We took the folder, locked the office behind us, and drove back to the precinct. The morning was slipping away, the gray sky promising more rain later. Back in the Cold Case office, Chen was waiting. Her face was pale, her eyes holding a deep, troubled sadness.
“The wife,” she began, her voice softer than usual, “Elena Mercer. She’s… shattered. But she was coherent. Leo was a good man. Quiet. A bit of a dreamer, she said. He loved his work, but lately he’d been… distracted. He’d come home late, spent hours in his study reading, taking notes. She thought it was a new business venture. Something he was excited about.”
“Did she know what it was?” I asked.
Chen shook her head. “He wouldn’t tell her. Said it was ‘special,’ that he needed to keep it confidential until things were finalized. Last week, he mentioned meeting with a scientist. A doctor. She didn’t catch the name.”
“Dr. Alistair Frost,” I supplied, placing the folder on my desk. “Leo had his name written down. Along with notes about light. Cold light.”
Chen’s eyes widened. “That’s a connection.”
“It’s a thread.” I turned to Donovan. “Liam, dig up everything you can on Dr. Alistair Frost. Any affiliations, publications, address. Use every database we have access to.”
Donovan nodded, already turning back to his computer, his fingers tapping keys with rapid, purposeful strokes.
Chen leaned against the edge of my desk. “Elena also said Leo had been… anxious. Not scared, but watchful. He’d check the locks twice at night. He’d sometimes stare out the window for long periods. She asked him about it, and he’d just say, ‘The world is full of wonders, and some of them are dark.’”
Wonders. The word felt grotesque juxtaposed with the image of his opened chest. “Did he have any enemies? Business disputes?”
“None she knew of. His business was small, niche. He wasn’t competitive enough to make enemies.”
I looked at the notes again. The sketch of the circles. ‘The source is internal. The display is external.’ It sounded like a philosophy. Or a methodology. “This isn’t a business dispute. This is ideological. Or experimental.”

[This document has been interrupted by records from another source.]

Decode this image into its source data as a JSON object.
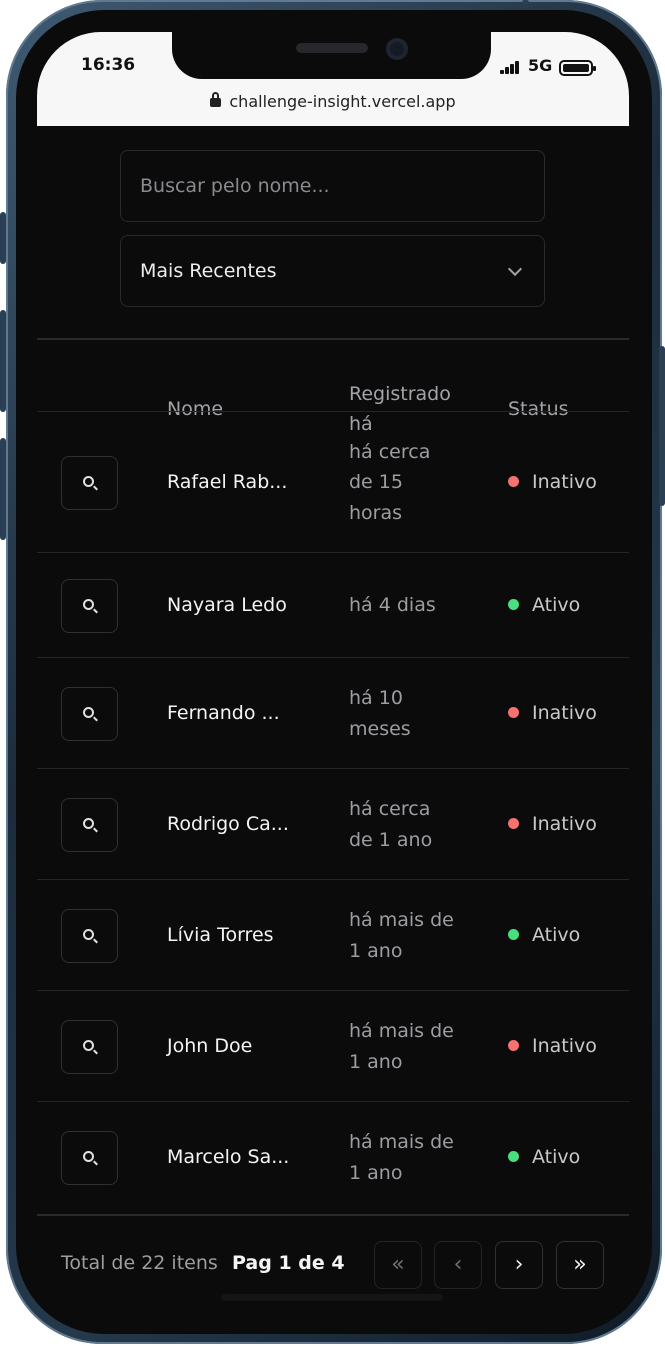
{
  "status_bar": {
    "time": "16:36",
    "network": "5G"
  },
  "browser": {
    "url": "challenge-insight.vercel.app"
  },
  "search": {
    "placeholder": "Buscar pelo nome...",
    "value": ""
  },
  "sort": {
    "selected": "Mais Recentes"
  },
  "table": {
    "headers": {
      "name": "Nome",
      "registered_line1": "Registrado",
      "registered_line2": "há",
      "status": "Status"
    },
    "rows": [
      {
        "name": "Rafael Rab...",
        "registered": [
          "há cerca",
          "de 15",
          "horas"
        ],
        "status": "Inativo",
        "active": false
      },
      {
        "name": "Nayara Ledo",
        "registered": [
          "há 4 dias"
        ],
        "status": "Ativo",
        "active": true
      },
      {
        "name": "Fernando ...",
        "registered": [
          "há 10",
          "meses"
        ],
        "status": "Inativo",
        "active": false
      },
      {
        "name": "Rodrigo Ca...",
        "registered": [
          "há cerca",
          "de 1 ano"
        ],
        "status": "Inativo",
        "active": false
      },
      {
        "name": "Lívia Torres",
        "registered": [
          "há mais de",
          "1 ano"
        ],
        "status": "Ativo",
        "active": true
      },
      {
        "name": "John Doe",
        "registered": [
          "há mais de",
          "1 ano"
        ],
        "status": "Inativo",
        "active": false
      },
      {
        "name": "Marcelo Sa...",
        "registered": [
          "há mais de",
          "1 ano"
        ],
        "status": "Ativo",
        "active": true
      }
    ]
  },
  "pagination": {
    "total": "Total de 22 itens",
    "page": "Pag 1 de 4",
    "first": "«",
    "prev": "‹",
    "next": "›",
    "last": "»"
  },
  "colors": {
    "active": "#4ade80",
    "inactive": "#f87171",
    "background": "#0b0b0c"
  }
}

Donovan’s computer chimed with a soft alert. He leaned forward, reading. “Got a hit. Alistair Frost. PhD in biophysics from Stanford. Published a series of papers about ten years ago on ‘non-thermal photonic emissions in biological tissue.’ Worked for a private research firm called ‘Helios Institute’ here in Ravenport. The institute shut down five years ago after… after some controversy.”
“Controversy?” Chen prompted.
“Funding issues. Ethical questions. Their research was into… light therapy. Using specific wavelengths to treat disease. But there were allegations of unauthorized human trials. Never proven. Institute dissolved. Frost disappeared from public records. No current address listed.”
“Human trials,” I repeated, the words tasting sour. “Leo Mercer wasn’t sick. Was he a volunteer? Or was he something else?”
“We need to find Frost,” Chen said decisively. “He’s the only link we have to Mercer’s secret project.”
“I’ll keep digging,” Donovan said. “Maybe there’s an old home address. A colleague who stayed in town.”
I stood up, my body feeling stiff, coiled. “We also need to revisit the scene. Without the body, we might see something we missed. And we need to track down that ‘cold light’ Ernie saw. Could be a piece of equipment Frost or someone else used.”
Chen checked her watch. “It’s almost noon. We should go now, while there’s daylight.”
“Agreed.” I grabbed my jacket. “Liam, keep working on Frost. Call us if you find anything solid.”
Donovan gave a thumbs-up, already engrossed in another database search.